Gov’t cites spike in Palestinian incitement before week of terror

The study found a sharp rise in calls by Hamas to attack Israelis in the West Bank in October and November.

Israel depicted as killing children in a Palestinian cartoon  (photo credit: STRATEGIC AFFAIRS MINISTRY PALESTINIAN INCITEMENT REPORT)
Israel depicted as killing children in a Palestinian cartoon
(photo credit: STRATEGIC AFFAIRS MINISTRY PALESTINIAN INCITEMENT REPORT)
Hamas and Palestinian Authority Presiden Mahmoud Abbas’s Fatah increased their inciting rhetoric in recent months, ahead of last week’s wave of terrorism in the West Bank, according to a new report by the Strategic Affairs Ministry.
The study found a sharp rise in calls by Hamas to attack Israelis in the West Bank in October and November. Last week, Palestinian terrorists killed three Israelis, including a three-day-old boy whose birth was induced after a Hamas member shot the baby’s pregnant mother, and injured several others.
The themes mentioned in the report are not new, and while the ministry did not cite specific numbers, it said “support for terrorism and its extolment are at all-time highs in the PA.”
The report gave examples of senior Palestinian officials taking part in the incitement, including Abbas stating his support for terrorists in Israeli prisons. On November 18, Abbas met with the mother and brother of Karim Yunis, an Israeli-Arab member of the Fatah Central Committee who was involved in kidnapping and murdering Avraham Bromberg in 1980. Yunis is in an Israeli prison.

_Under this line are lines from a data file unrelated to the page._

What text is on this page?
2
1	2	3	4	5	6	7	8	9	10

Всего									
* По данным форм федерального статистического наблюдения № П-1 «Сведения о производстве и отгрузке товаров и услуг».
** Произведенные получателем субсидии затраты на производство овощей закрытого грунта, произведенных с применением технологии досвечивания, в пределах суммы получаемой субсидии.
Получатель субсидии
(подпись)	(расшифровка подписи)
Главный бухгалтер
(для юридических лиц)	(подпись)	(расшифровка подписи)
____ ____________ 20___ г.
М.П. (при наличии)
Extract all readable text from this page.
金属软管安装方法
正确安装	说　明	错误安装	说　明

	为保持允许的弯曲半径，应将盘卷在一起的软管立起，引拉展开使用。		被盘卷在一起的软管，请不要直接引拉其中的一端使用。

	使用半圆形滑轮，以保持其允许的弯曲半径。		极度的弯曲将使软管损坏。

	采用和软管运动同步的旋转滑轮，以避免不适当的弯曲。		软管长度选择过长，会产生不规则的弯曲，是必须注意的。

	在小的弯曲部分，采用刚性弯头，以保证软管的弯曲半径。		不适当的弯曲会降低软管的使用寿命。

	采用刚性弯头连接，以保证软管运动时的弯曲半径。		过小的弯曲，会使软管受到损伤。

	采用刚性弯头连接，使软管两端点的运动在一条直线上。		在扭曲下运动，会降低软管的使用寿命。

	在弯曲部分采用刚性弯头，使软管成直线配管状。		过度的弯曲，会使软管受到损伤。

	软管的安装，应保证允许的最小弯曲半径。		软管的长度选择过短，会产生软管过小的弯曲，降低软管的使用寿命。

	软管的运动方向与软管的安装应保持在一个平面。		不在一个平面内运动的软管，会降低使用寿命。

Abbas also told the PLO Central Council in October that “the salaries of our martyrs, prisoners and injured are a redline,” in reference to payments made to Palestinian terrorists in prison or to their families. “They try all means and still pressure us not to pay them… and we will not allow this… We must pay them all; even if one penny will be left in our hands, it is intended for them and not for the living.”
PLO Executive Committee Secretary Saeb Erekat participated in an event in honor of terrorists released from prison, together with Palestinian Education Minister Tzabari Zaid. A similar event, with Zaid in attendance, was broadcast on Palestinian television and featured a visit by the prisoners to a kindergarten.
Among the Strategic Affairs Ministry’s findings was that the usually-competitive Fatah and Hamas showed a united front.
“Hamas is not a terrorist organization. It is fighting for a just cause like any other liberation movement,” Fatah Central Committee member Abbas Zaki said this month. “It is the right of every people under occupation to act in all ways of resistance; Fatah and Hamas are in the same boat in the struggle against Israel. It is necessary that there be a price for occupation, through popular resistance, boycotts, and through international tribunals.”
The report also cited a Hamas campaign calling to “kill the Israelis every month,” saying “the resistance pays off,” with depictions of masked men with bloodstains symbolizing the blood of Jews.
“Heroes of the West Bank are carrying out an intifada again,” read another Hamas graphic.
The terrorist group also launched hashtag campaigns on social media, including “Return_of_attacks” and “Attrition_Against_the_Occupation.”
A repeated theme in Hamas and Fatah officials’ messaging was opposing normalization between Israel and Arab states.
“Those who normalize with the occupation shall be burned together with the apes and swine,” senior Hamas official in Gaza Ismail Rajual said on November 5. “Do you know who the apes and swine are? These are the Jews, erased by God… They shall be burned together with the Jews… Jews and Zionists are your enemy, and the enemy of the Arab and Islamic nation.”
Fatah Revolutionary Council member Moufiq Mattar wrote an article in the PA daily Al-Hayat al-Jadidah in October, lamenting that Israeli sports teams have been able to play in Arab countries, under the Israeli flag and with their national anthem being played. “Oh Arabs, we must take an example from the BDS movement,” Mattar wrote.
Public Security Minister Gilad Erdan said the report shows that Abbas and Hamas chief Ismail Haniyeh “are united in their support for terrorism.
“One sends terrorists to murder Israelis and the other pays the terrorists’ families,” Erdan said. “The Palestinian Incitement Report… exposes the murderous incitement spread by the PA and Hamas.”
Erdan called on European countries to stop sending aid to the PA “until Abbas stops spreading murderous incitement.”